História Militar, Historiografia e Caminhos de Pesquisa / Vozes Pretérito & Devir / 2019

Ao elaborarmos a proposta deste dossiê sobre História Militar, Historiografia e Caminhos de Pesquisa tivemos a intenção de fomentar a reflexão em torno de estudos recentes relacionados ao campo da história militar fossem eles voltados para a análise de eventos bélicos, os chamados temas tradicionais da história militar, e seus desdobramentos sociais, fossem eles voltados para a atuação de grupos, instituições e eventos militares em tempos de paz.
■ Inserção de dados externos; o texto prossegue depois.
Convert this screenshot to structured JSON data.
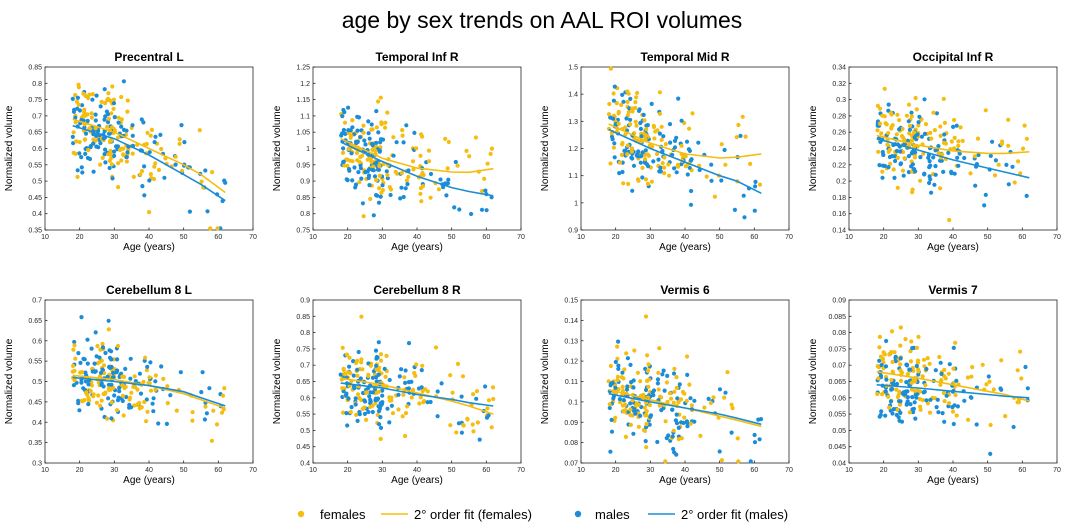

O leitor da presente edição da revista Vozes, Pretério & Devir se deparará, portanto, com um conjunto de trabalhos que se debruça com maior empenho sobre a preparação da sociedade para a guerra, o papel das forças armadas na organização cotidiana da sociedade brasileira, a construção de mitologias e legitimidades em torno da atuação política de militares, o papel normatizador da instituição sobre a população, como também a problematização da escrita existente sobre essas temáticas. A multiplicidade de enfoques oferece ao leitor o afastamento em relação aos campos de batalha, o que permite perceber estes enquanto apenas um dos palcos de atuação dos militares e de seus projetos para a sociedade. Os artigos arrolados apresentam contextos e relações sociais diversos, pondo em suspeição imagens simplistas e heroicizantes. Trata-se da efetivação do dever estruturante da História enquanto ciência: questionar as certezas herdadas do passado.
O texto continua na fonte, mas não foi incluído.